# Canon 24mm Tilt/Shift lens to Hasselblad 500C/M body???????



## leighann0 (Aug 10, 2011)

I just purchased a Hasselblad 500C/M (circa 1971) after selling off all my digital equipment.  The only thing I have left is my Canon 24mm tilt/shift (which is currently being serviced).  My question is:  Is there an adapter out there in the world that will allow me to use this canon tilt/shift on my new Hasselblad 500C/M ??? Thanks so much for your input!!


----------



## tirediron (Aug 10, 2011)

There might be, but I doubt it. The difference in image circles between 35mm and 6x6 is pretty significant. Much greater than crop sensor to FF. It's a good lens and worth a bit though.
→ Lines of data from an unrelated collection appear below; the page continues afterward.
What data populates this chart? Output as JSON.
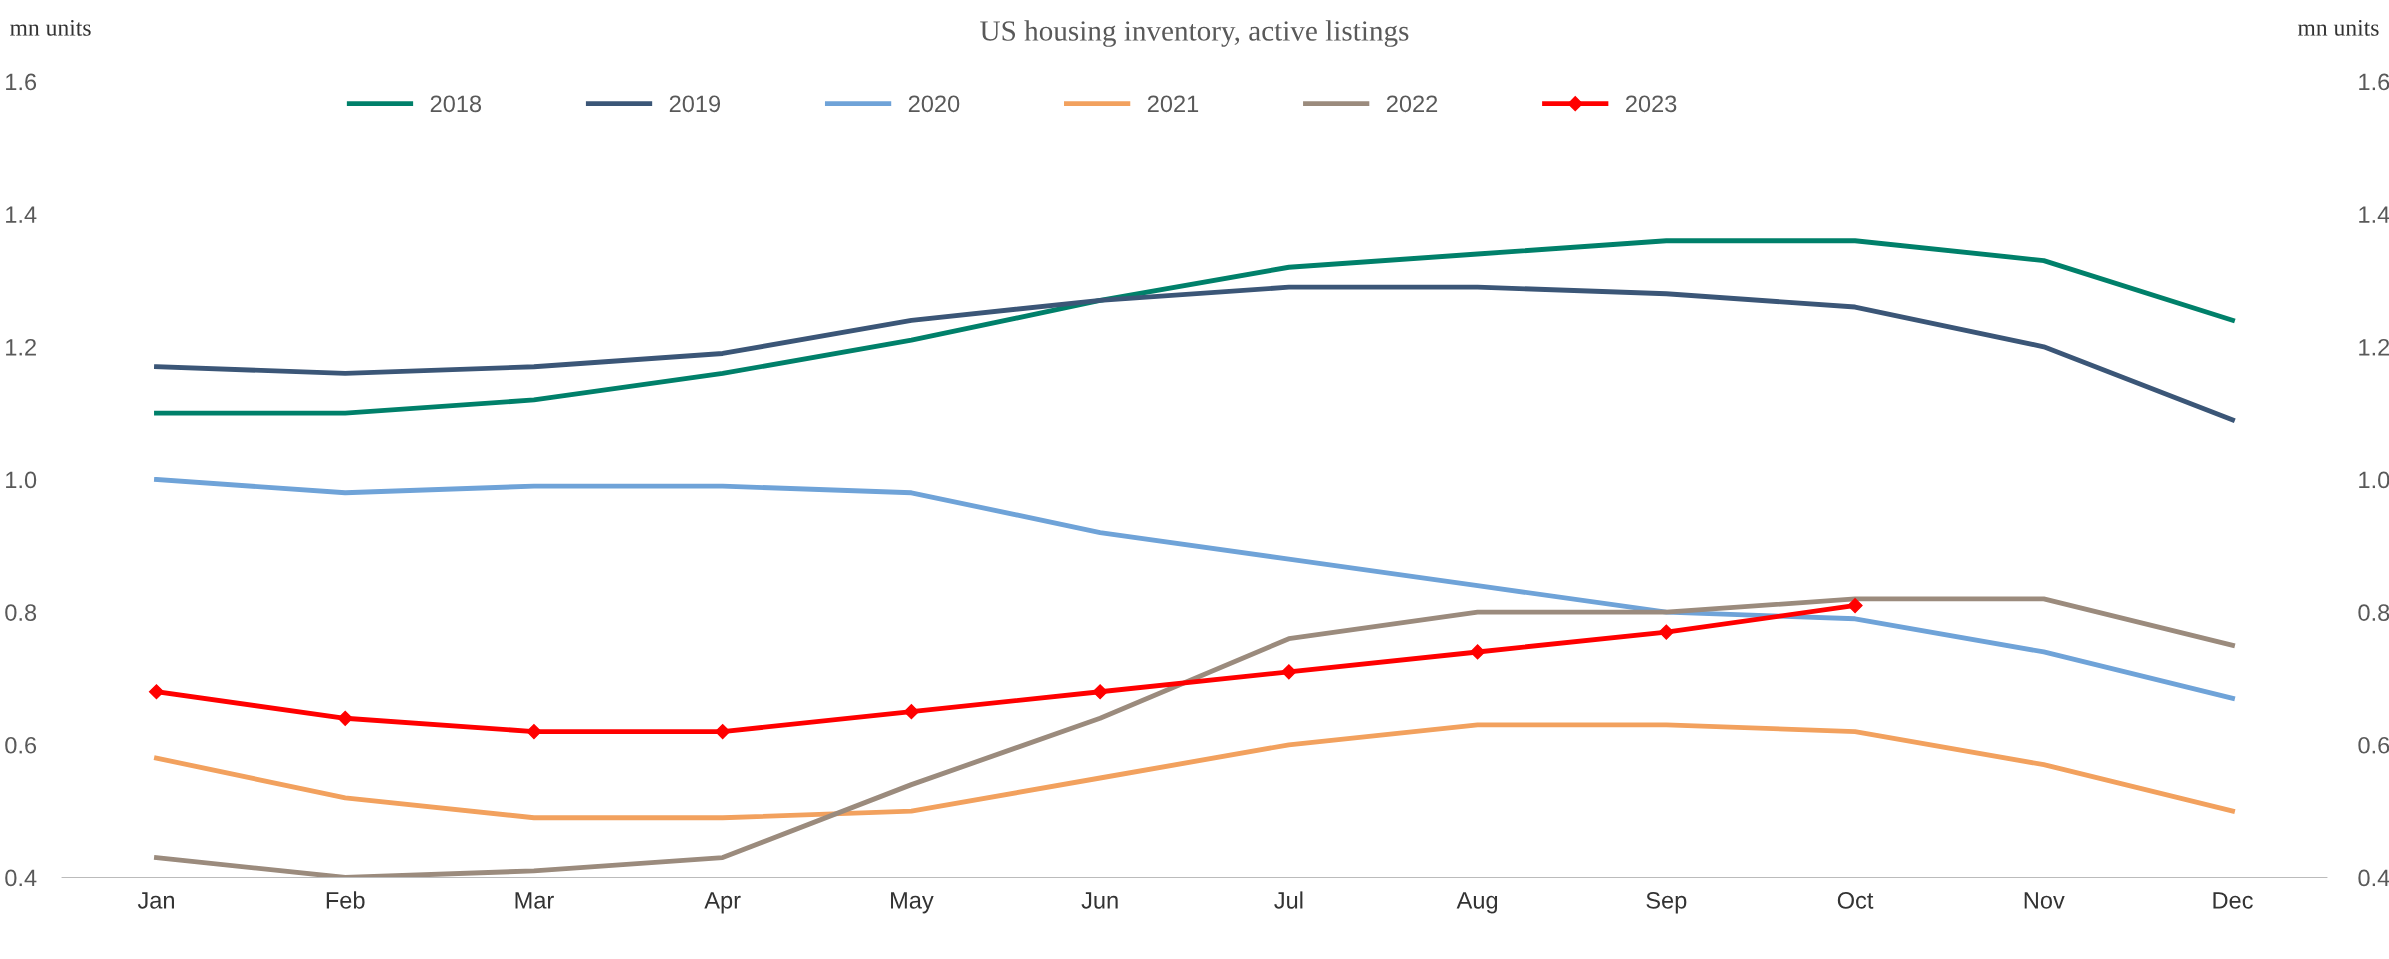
{
  "chart_data": {
    "type": "line",
    "title": "US housing inventory, active listings",
    "ylabel": "mn units",
    "y2label": "mn units",
    "categories": [
      "Jan",
      "Feb",
      "Mar",
      "Apr",
      "May",
      "Jun",
      "Jul",
      "Aug",
      "Sep",
      "Oct",
      "Nov",
      "Dec"
    ],
    "series": [
      {
        "name": "2018",
        "color": "#00806a",
        "values": [
          1.1,
          1.1,
          1.12,
          1.16,
          1.21,
          1.27,
          1.32,
          1.34,
          1.36,
          1.36,
          1.33,
          1.24
        ]
      },
      {
        "name": "2019",
        "color": "#3b5677",
        "values": [
          1.17,
          1.16,
          1.17,
          1.19,
          1.24,
          1.27,
          1.29,
          1.29,
          1.28,
          1.26,
          1.2,
          1.09
        ]
      },
      {
        "name": "2020",
        "color": "#6fa3d8",
        "values": [
          1.0,
          0.98,
          0.99,
          0.99,
          0.98,
          0.92,
          0.88,
          0.84,
          0.8,
          0.79,
          0.74,
          0.67
        ]
      },
      {
        "name": "2021",
        "color": "#f2a15e",
        "values": [
          0.58,
          0.52,
          0.49,
          0.49,
          0.5,
          0.55,
          0.6,
          0.63,
          0.63,
          0.62,
          0.57,
          0.5
        ]
      },
      {
        "name": "2022",
        "color": "#9b8b7d",
        "values": [
          0.43,
          0.4,
          0.41,
          0.43,
          0.54,
          0.64,
          0.76,
          0.8,
          0.8,
          0.82,
          0.82,
          0.75
        ]
      },
      {
        "name": "2023",
        "color": "#ff0000",
        "marker": "diamond",
        "values": [
          0.68,
          0.64,
          0.62,
          0.62,
          0.65,
          0.68,
          0.71,
          0.74,
          0.77,
          0.81,
          null,
          null
        ]
      }
    ],
    "ylim": [
      0.4,
      1.6
    ],
    "yticks": [
      {
        "value": 0.4,
        "label": "0.4"
      },
      {
        "value": 0.6,
        "label": "0.6"
      },
      {
        "value": 0.8,
        "label": "0.8"
      },
      {
        "value": 1.0,
        "label": "1.0"
      },
      {
        "value": 1.2,
        "label": "1.2"
      },
      {
        "value": 1.4,
        "label": "1.4"
      },
      {
        "value": 1.6,
        "label": "1.6"
      }
    ],
    "y2lim": [
      0.4,
      1.6
    ],
    "y2ticks": [
      {
        "value": 0.4,
        "label": "0.4"
      },
      {
        "value": 0.6,
        "label": "0.6"
      },
      {
        "value": 0.8,
        "label": "0.8"
      },
      {
        "value": 1.0,
        "label": "1.0"
      },
      {
        "value": 1.2,
        "label": "1.2"
      },
      {
        "value": 1.4,
        "label": "1.4"
      },
      {
        "value": 1.6,
        "label": "1.6"
      }
    ],
    "legend": "top",
    "grid": false,
    "line_style": "solid"
  }
}
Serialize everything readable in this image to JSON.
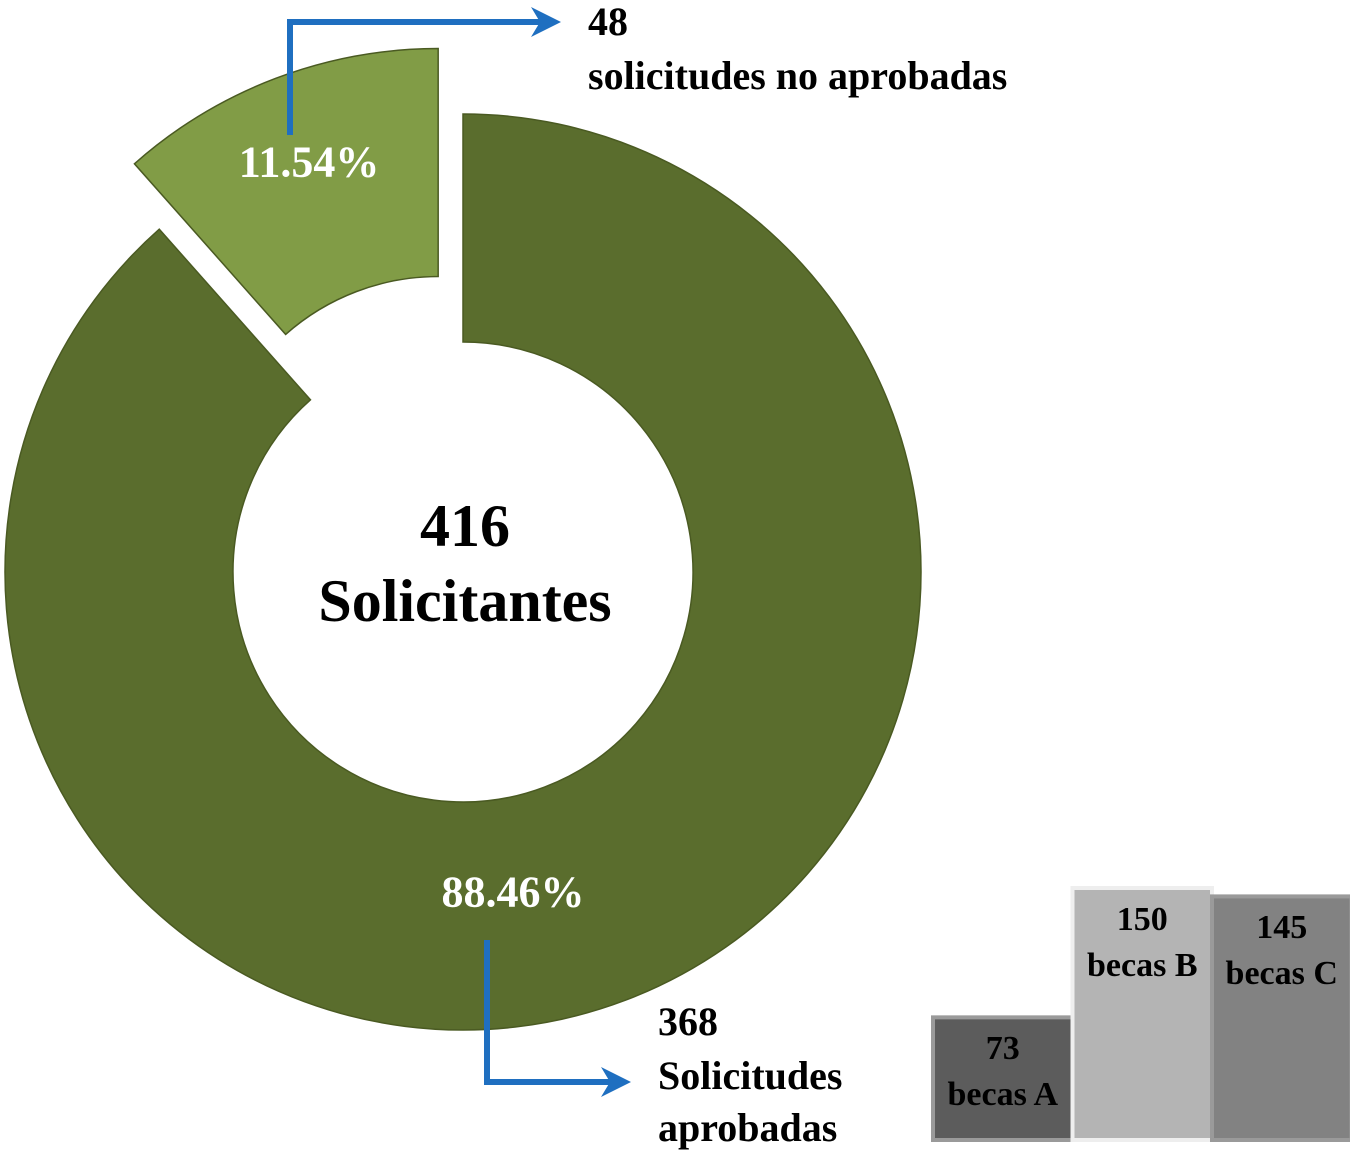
{
  "chart_data": [
    {
      "type": "donut",
      "categories": [
        "Solicitudes aprobadas",
        "solicitudes no aprobadas"
      ],
      "values": [
        88.46,
        11.54
      ],
      "value_labels": [
        "88.46%",
        "11.54%"
      ],
      "counts": [
        368,
        48
      ],
      "colors": [
        "#5a6d2d",
        "#819c46"
      ],
      "explode": [
        false,
        true
      ],
      "total": 416,
      "total_label": "Solicitantes"
    },
    {
      "type": "bar",
      "categories": [
        "becas A",
        "becas B",
        "becas C"
      ],
      "values": [
        73,
        150,
        145
      ],
      "colors": [
        "#5c5c5c",
        "#b4b4b4",
        "#828282"
      ]
    }
  ]
}
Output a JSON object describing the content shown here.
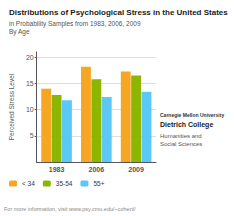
{
  "chart_data": {
    "type": "bar",
    "title": "Distributions of Psychological Stress in the United States",
    "subtitle": [
      "in Probability Samples from 1983, 2006, 2009",
      "By Age"
    ],
    "ylabel": "Perceived Stress Level",
    "categories": [
      "1983",
      "2006",
      "2009"
    ],
    "series": [
      {
        "name": "< 34",
        "color": "#F5A623",
        "values": [
          14.0,
          18.2,
          17.3
        ]
      },
      {
        "name": "35-54",
        "color": "#8DB600",
        "values": [
          12.8,
          15.8,
          16.5
        ]
      },
      {
        "name": "55+",
        "color": "#5BC8F5",
        "values": [
          11.8,
          12.4,
          13.4
        ]
      }
    ],
    "ylim": [
      0,
      21
    ],
    "yticks": [
      5,
      10,
      15,
      20
    ],
    "grid": true,
    "legend": "lower left",
    "annotations": [
      "Carnegie Mellon University",
      "Dietrich College",
      "Humanities and",
      "Social Sciences",
      "For more information, visit www.psy.cmu.edu/~cohenl/"
    ]
  }
}
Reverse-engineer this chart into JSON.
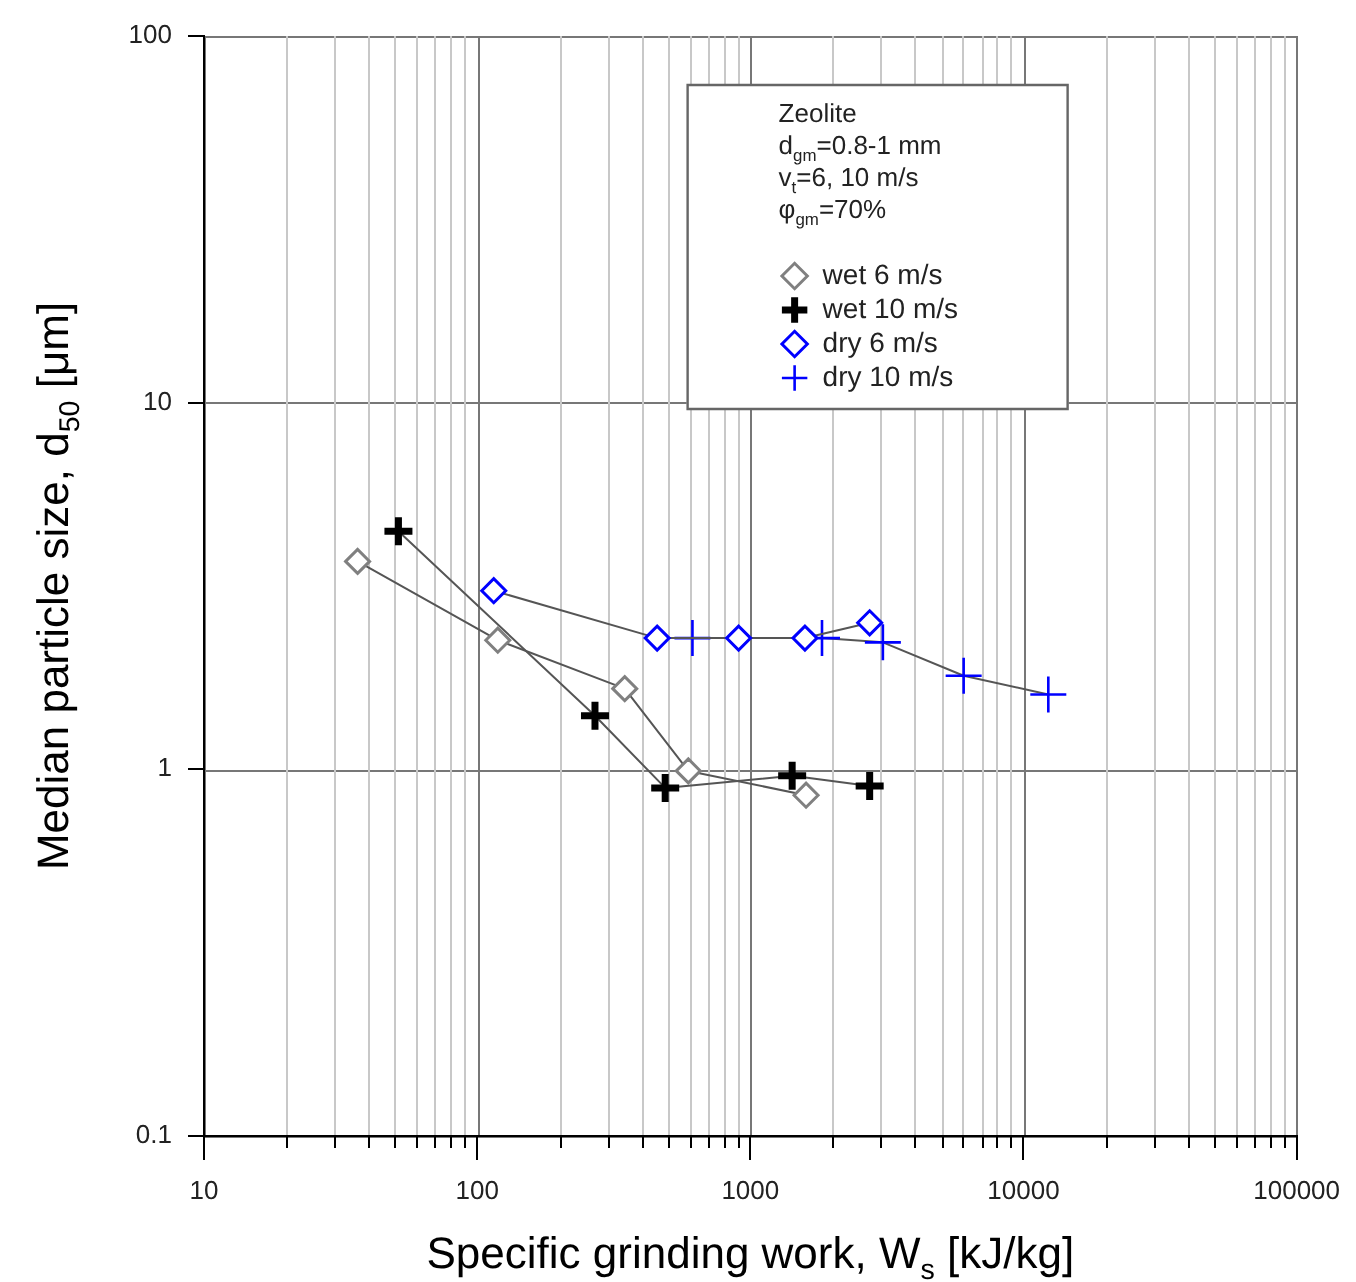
{
  "chart_data": {
    "type": "line",
    "xlabel": "Specific grinding work, W$_{s}$ [kJ/kg]",
    "ylabel": "Median particle size, d$_{50}$ [μm]",
    "log": "xy",
    "xlim": [
      10,
      100000
    ],
    "xticks": [
      10,
      100,
      1000,
      10000,
      100000
    ],
    "ylim": [
      0.1,
      100
    ],
    "yticks": [
      0.1,
      1,
      10,
      100
    ],
    "grid": true,
    "legend": "top right",
    "annotations": [
      "Zeolite",
      "d$_{gm}$=0.8-1 mm",
      "v$_{t}$=6, 10 m/s",
      "φ$_{gm}$=70%"
    ],
    "series": [
      {
        "name": "wet 6 m/s",
        "color": "#808080",
        "marker": "diamond",
        "x": [
          36.5,
          119,
          347,
          593,
          1600
        ],
        "values": [
          3.69,
          2.25,
          1.66,
          0.99,
          0.85
        ]
      },
      {
        "name": "wet 10 m/s",
        "color": "#000000",
        "marker": "cross",
        "x": [
          51.5,
          270,
          488,
          1423,
          2735
        ],
        "values": [
          4.46,
          1.4,
          0.89,
          0.96,
          0.9
        ]
      },
      {
        "name": "dry 6 m/s",
        "color": "#0000ff",
        "marker": "diamond",
        "x": [
          115,
          456,
          906,
          1585,
          2735
        ],
        "values": [
          3.07,
          2.28,
          2.28,
          2.28,
          2.51
        ]
      },
      {
        "name": "dry 10 m/s",
        "color": "#0000ff",
        "marker": "cross",
        "x": [
          614,
          1830,
          3057,
          6040,
          12330
        ],
        "values": [
          2.28,
          2.28,
          2.22,
          1.8,
          1.6
        ]
      }
    ]
  }
}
Maybe hang on it in case you revert back?


----------



## leighann0 (Aug 10, 2011)

I'll definitely hang on to it, took me 4 months of saving in college to buy that lens, I love it!


----------



## usayit (Aug 10, 2011)

* flange distance.

* Image circle.

* EOS lenses have electronic diaphragms.

Good luck.


----------



## Helen B (Aug 11, 2011)

add to the list of disadvantages of a 500C/M with a 24 mm TS-E:

- lack of a shutter.


----------



## tirediron (Aug 11, 2011)

Helen B said:


> add to the list of disadvantages of a 500C/M with a 24 mm TS-E:
> 
> - lack of a shutter.


Geez Helen, if you're going to pick every single little nit...


----------



## Helen B (Aug 11, 2011)

You're right. I'm always with the negative waves. Who needs a shutter, really?


----------



## tirediron (Aug 11, 2011)

They're highly over-rated!


----------